Officials and fans are mourning the death of the Canadian freestyle skier Nik Zoricic on the weekend in what they say was a freak accident at the end of a ski-cross race in Switzerland. But a video of the accident provides evidence that a few common-sense changes to the course would have easily prevented this tragedy.

In ski cross, as many as six competitors race down a narrow, hard-packed course that features high, banked turns and perilous jumps. The first one across the finish line is the winner. It is a tough, dangerous and sensational event that Alpine Canada, the country's governing body for downhill ski racing, sells as "winter sport's answer to a roller derby."

In the video, which is available on the Internet, Mr. Zoricic is one of three skiers travelling at extreme speeds as they approach the final jump of their race. The jump is placed virtually on top of the narrow finish line, which is bounded on either side by large pillars and what appears to be little better than snow fencing, and some banks of snow.

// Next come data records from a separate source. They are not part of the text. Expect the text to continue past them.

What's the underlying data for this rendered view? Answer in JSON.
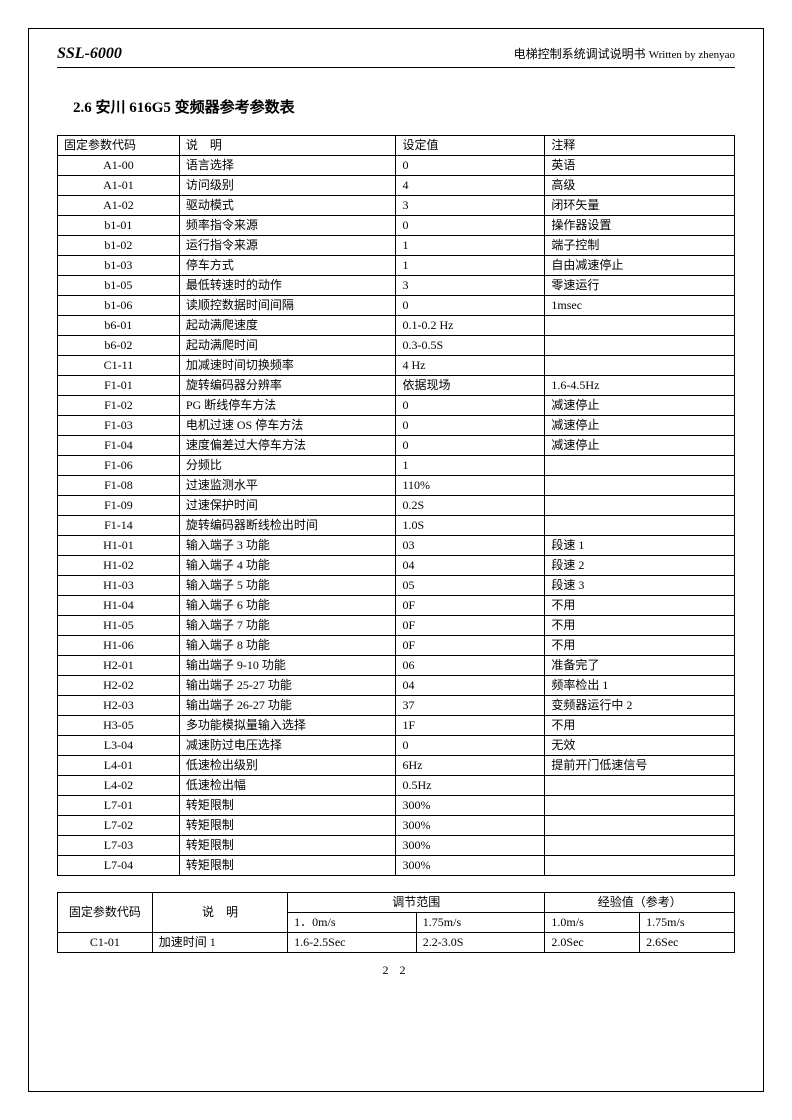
{
  "header": {
    "model": "SSL-6000",
    "doc_title": "电梯控制系统调试说明书",
    "written_by": "Written by zhenyao"
  },
  "section_heading": "2.6 安川 616G5 变频器参考参数表",
  "main_table": {
    "headers": {
      "code": "固定参数代码",
      "desc": "说　明",
      "value": "设定值",
      "note": "注释"
    },
    "rows": [
      {
        "code": "A1-00",
        "desc": "语言选择",
        "value": "0",
        "note": "英语"
      },
      {
        "code": "A1-01",
        "desc": "访问级别",
        "value": "4",
        "note": "高级"
      },
      {
        "code": "A1-02",
        "desc": "驱动模式",
        "value": "3",
        "note": "闭环矢量"
      },
      {
        "code": "b1-01",
        "desc": "频率指令来源",
        "value": "0",
        "note": "操作器设置"
      },
      {
        "code": "b1-02",
        "desc": "运行指令来源",
        "value": "1",
        "note": "端子控制"
      },
      {
        "code": "b1-03",
        "desc": "停车方式",
        "value": "1",
        "note": "自由减速停止"
      },
      {
        "code": "b1-05",
        "desc": "最低转速时的动作",
        "value": "3",
        "note": "零速运行"
      },
      {
        "code": "b1-06",
        "desc": "读顺控数据时间间隔",
        "value": "0",
        "note": "1msec"
      },
      {
        "code": "b6-01",
        "desc": "起动满爬速度",
        "value": "0.1-0.2 Hz",
        "note": ""
      },
      {
        "code": "b6-02",
        "desc": "起动满爬时间",
        "value": "0.3-0.5S",
        "note": ""
      },
      {
        "code": "C1-11",
        "desc": "加减速时间切换频率",
        "value": "4 Hz",
        "note": ""
      },
      {
        "code": "F1-01",
        "desc": "旋转编码器分辨率",
        "value": "依据现场",
        "note": "1.6-4.5Hz"
      },
      {
        "code": "F1-02",
        "desc": "PG 断线停车方法",
        "value": "0",
        "note": "减速停止"
      },
      {
        "code": "F1-03",
        "desc": "电机过速 OS 停车方法",
        "value": "0",
        "note": "减速停止"
      },
      {
        "code": "F1-04",
        "desc": "速度偏差过大停车方法",
        "value": "0",
        "note": "减速停止"
      },
      {
        "code": "F1-06",
        "desc": "分频比",
        "value": "1",
        "note": ""
      },
      {
        "code": "F1-08",
        "desc": "过速监测水平",
        "value": "110%",
        "note": ""
      },
      {
        "code": "F1-09",
        "desc": "过速保护时间",
        "value": "0.2S",
        "note": ""
      },
      {
        "code": "F1-14",
        "desc": "旋转编码器断线检出时间",
        "value": "1.0S",
        "note": ""
      },
      {
        "code": "H1-01",
        "desc": "输入端子 3 功能",
        "value": "03",
        "note": "段速 1"
      },
      {
        "code": "H1-02",
        "desc": "输入端子 4 功能",
        "value": "04",
        "note": "段速 2"
      },
      {
        "code": "H1-03",
        "desc": "输入端子 5 功能",
        "value": "05",
        "note": "段速 3"
      },
      {
        "code": "H1-04",
        "desc": "输入端子 6 功能",
        "value": "0F",
        "note": "不用"
      },
      {
        "code": "H1-05",
        "desc": "输入端子 7 功能",
        "value": "0F",
        "note": "不用"
      },
      {
        "code": "H1-06",
        "desc": "输入端子 8 功能",
        "value": "0F",
        "note": "不用"
      },
      {
        "code": "H2-01",
        "desc": "输出端子 9-10 功能",
        "value": "06",
        "note": "准备完了"
      },
      {
        "code": "H2-02",
        "desc": "输出端子 25-27 功能",
        "value": "04",
        "note": "频率检出 1"
      },
      {
        "code": "H2-03",
        "desc": "输出端子 26-27 功能",
        "value": "37",
        "note": "变频器运行中 2"
      },
      {
        "code": "H3-05",
        "desc": "多功能模拟量输入选择",
        "value": "1F",
        "note": "不用"
      },
      {
        "code": "L3-04",
        "desc": "减速防过电压选择",
        "value": "0",
        "note": "无效"
      },
      {
        "code": "L4-01",
        "desc": "低速检出级别",
        "value": "6Hz",
        "note": "提前开门低速信号"
      },
      {
        "code": "L4-02",
        "desc": "低速检出幅",
        "value": "0.5Hz",
        "note": ""
      },
      {
        "code": "L7-01",
        "desc": "转矩限制",
        "value": "300%",
        "note": ""
      },
      {
        "code": "L7-02",
        "desc": "转矩限制",
        "value": "300%",
        "note": ""
      },
      {
        "code": "L7-03",
        "desc": "转矩限制",
        "value": "300%",
        "note": ""
      },
      {
        "code": "L7-04",
        "desc": "转矩限制",
        "value": "300%",
        "note": ""
      }
    ]
  },
  "sec_table": {
    "h_code": "固定参数代码",
    "h_desc": "说　明",
    "h_range": "调节范围",
    "h_ref": "经验值（参考）",
    "sub1": "1．0m/s",
    "sub2": "1.75m/s",
    "sub3": "1.0m/s",
    "sub4": "1.75m/s",
    "rows": [
      {
        "code": "C1-01",
        "desc": "加速时间 1",
        "v1": "1.6-2.5Sec",
        "v2": "2.2-3.0S",
        "v3": "2.0Sec",
        "v4": "2.6Sec"
      }
    ]
  },
  "page_number": "2 2"
}
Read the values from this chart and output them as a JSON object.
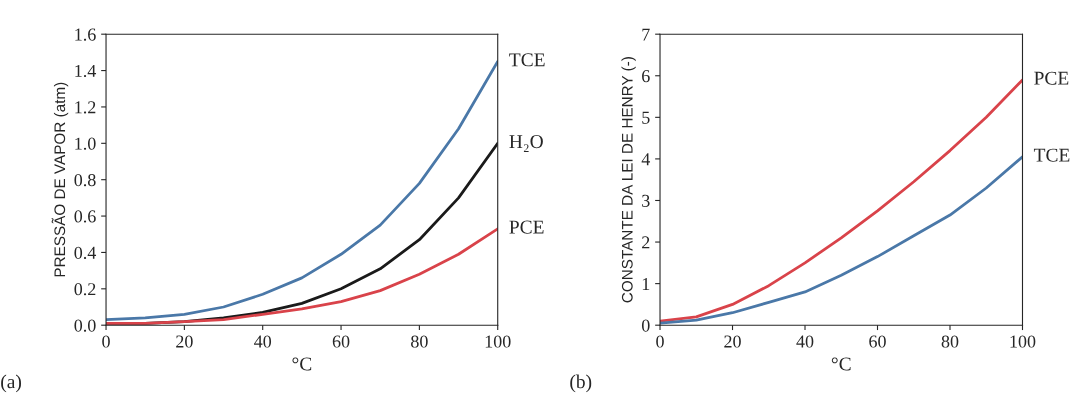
{
  "chart_data": [
    {
      "type": "line",
      "xlabel": "°C",
      "ylabel": "PRESSÃO DE VAPOR (atm)",
      "annotations": [
        "(a)"
      ],
      "x": [
        0,
        10,
        20,
        30,
        40,
        50,
        60,
        70,
        80,
        90,
        100
      ],
      "xlim": [
        0,
        100
      ],
      "xticks": [
        0,
        20,
        40,
        60,
        80,
        100
      ],
      "ylim": [
        0,
        1.6
      ],
      "yticks": [
        {
          "value": 0,
          "label": "0.0"
        },
        {
          "value": 0.2,
          "label": "0.2"
        },
        {
          "value": 0.4,
          "label": "0.4"
        },
        {
          "value": 0.6,
          "label": "0.6"
        },
        {
          "value": 0.8,
          "label": "0.8"
        },
        {
          "value": 1.0,
          "label": "1.0"
        },
        {
          "value": 1.2,
          "label": "1.2"
        },
        {
          "value": 1.4,
          "label": "1.4"
        },
        {
          "value": 1.6,
          "label": "1.6"
        }
      ],
      "grid": false,
      "series": [
        {
          "name": "TCE",
          "color": "#4a78a8",
          "values": [
            0.03,
            0.04,
            0.06,
            0.1,
            0.17,
            0.26,
            0.39,
            0.55,
            0.78,
            1.08,
            1.45
          ]
        },
        {
          "name": "H₂O",
          "color": "#1a1a1a",
          "values": [
            0.01,
            0.01,
            0.02,
            0.04,
            0.07,
            0.12,
            0.2,
            0.31,
            0.47,
            0.7,
            1.0
          ]
        },
        {
          "name": "PCE",
          "color": "#d9434a",
          "values": [
            0.01,
            0.01,
            0.02,
            0.03,
            0.06,
            0.09,
            0.13,
            0.19,
            0.28,
            0.39,
            0.53
          ]
        }
      ]
    },
    {
      "type": "line",
      "xlabel": "°C",
      "ylabel": "CONSTANTE DA LEI DE HENRY (-)",
      "annotations": [
        "(b)"
      ],
      "x": [
        0,
        10,
        20,
        30,
        40,
        50,
        60,
        70,
        80,
        90,
        100
      ],
      "xlim": [
        0,
        100
      ],
      "xticks": [
        0,
        20,
        40,
        60,
        80,
        100
      ],
      "ylim": [
        0,
        7
      ],
      "yticks": [
        0,
        1,
        2,
        3,
        4,
        5,
        6,
        7
      ],
      "grid": false,
      "series": [
        {
          "name": "PCE",
          "color": "#d9434a",
          "values": [
            0.1,
            0.2,
            0.5,
            0.95,
            1.5,
            2.1,
            2.75,
            3.45,
            4.2,
            5.0,
            5.9
          ]
        },
        {
          "name": "TCE",
          "color": "#4a78a8",
          "values": [
            0.05,
            0.12,
            0.3,
            0.55,
            0.8,
            1.2,
            1.65,
            2.15,
            2.65,
            3.3,
            4.05
          ]
        }
      ]
    }
  ]
}
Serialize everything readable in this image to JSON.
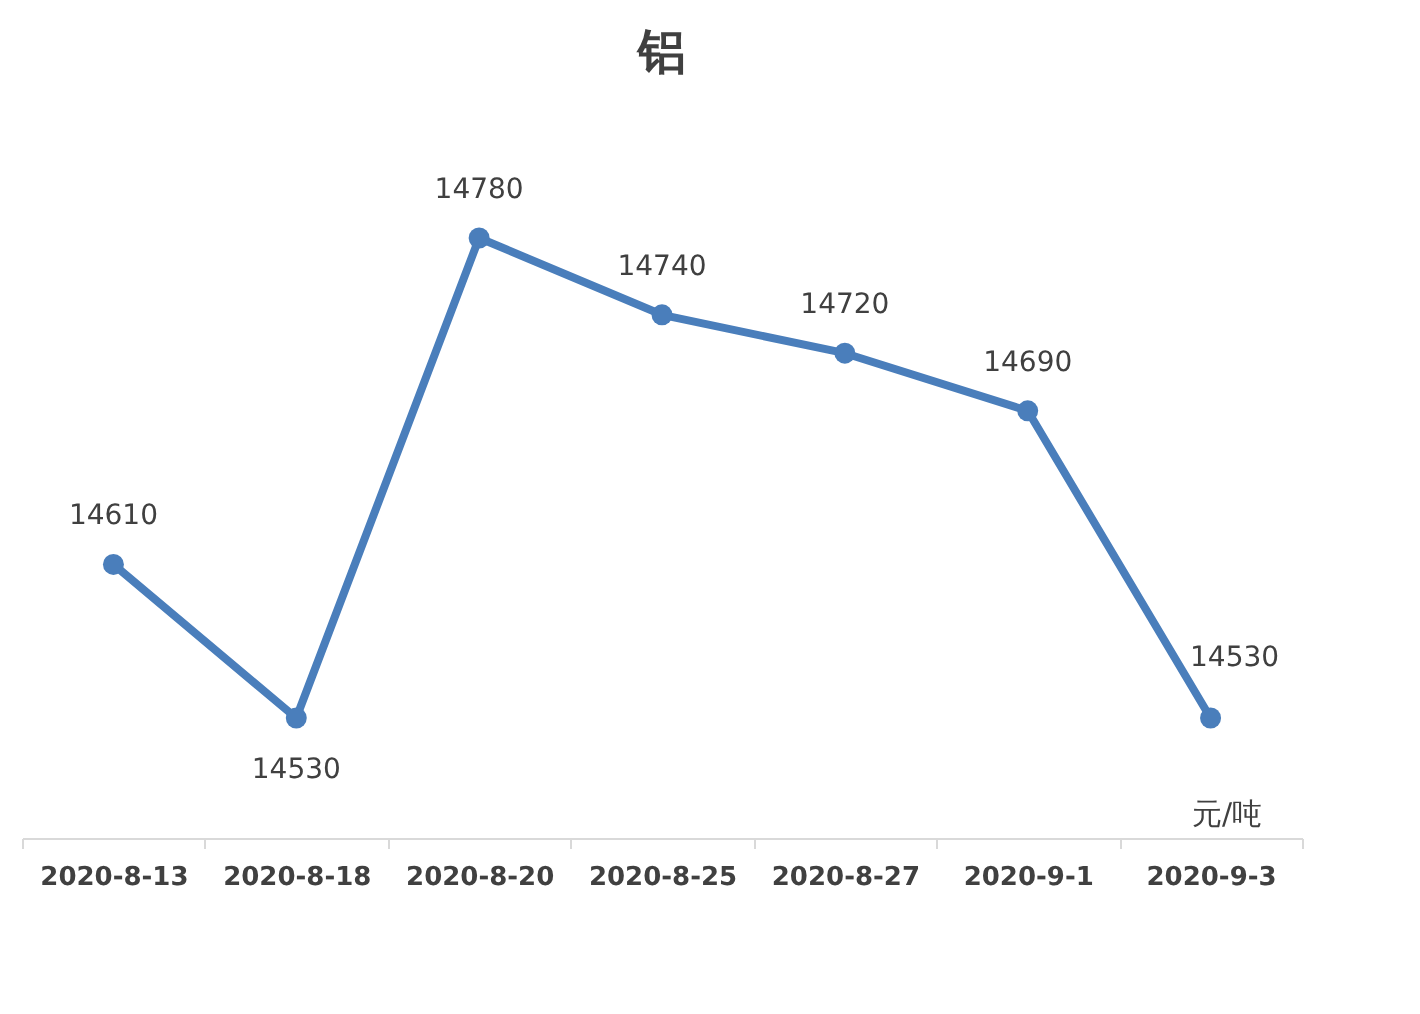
{
  "chart_data": {
    "type": "line",
    "title": "铝",
    "categories": [
      "2020-8-13",
      "2020-8-18",
      "2020-8-20",
      "2020-8-25",
      "2020-8-27",
      "2020-9-1",
      "2020-9-3"
    ],
    "series": [
      {
        "color": "#4a7ebb",
        "values": [
          14610,
          14530,
          14780,
          14740,
          14720,
          14690,
          14530
        ]
      }
    ],
    "data_labels": true,
    "marker": "circle",
    "line_style": "solid",
    "grid": false,
    "tick_labels": "x",
    "annotations": [
      "元/吨"
    ]
  }
}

Mr. Zoricic is offline by no more than one or two degrees when he hits the final jump, but there is no room for error. He comes down to the right of the right-hand finish-line pillar and crashes, airborne, into the fencing. Had there been a clear landing area there, Mr. Zoricic might have been disqualified for being offline, but he would have survived the race.

Nik Zoricic is the second Canadian freestyle skier to be killed in 2012. Sarah Burke died in January after a fall during a training run in a 6.6-metre-high "superpipe" in Utah. In both cases, the term "freak accident" was bandied about by officials at Alpine Canada and the Canadian Freestyle Ski Association. There was also justified admiration for the courage and determination of extreme athletes who push human physical boundaries. But what there hasn't been in either case is a willingness to blame manageable conditions on the ski-cross course or in the superpipe, or to blame the sports themselves.

With this weekend's tragedy, the term "freak accident" is an insensitive way to describe something that happens once a month. A better planned finish line would have saved Nik Zoricic's life. As Sarah Burke said of extreme sports, "It's not always going to go right." If you provide an extreme athlete with no margin for error, you are sealing their fate.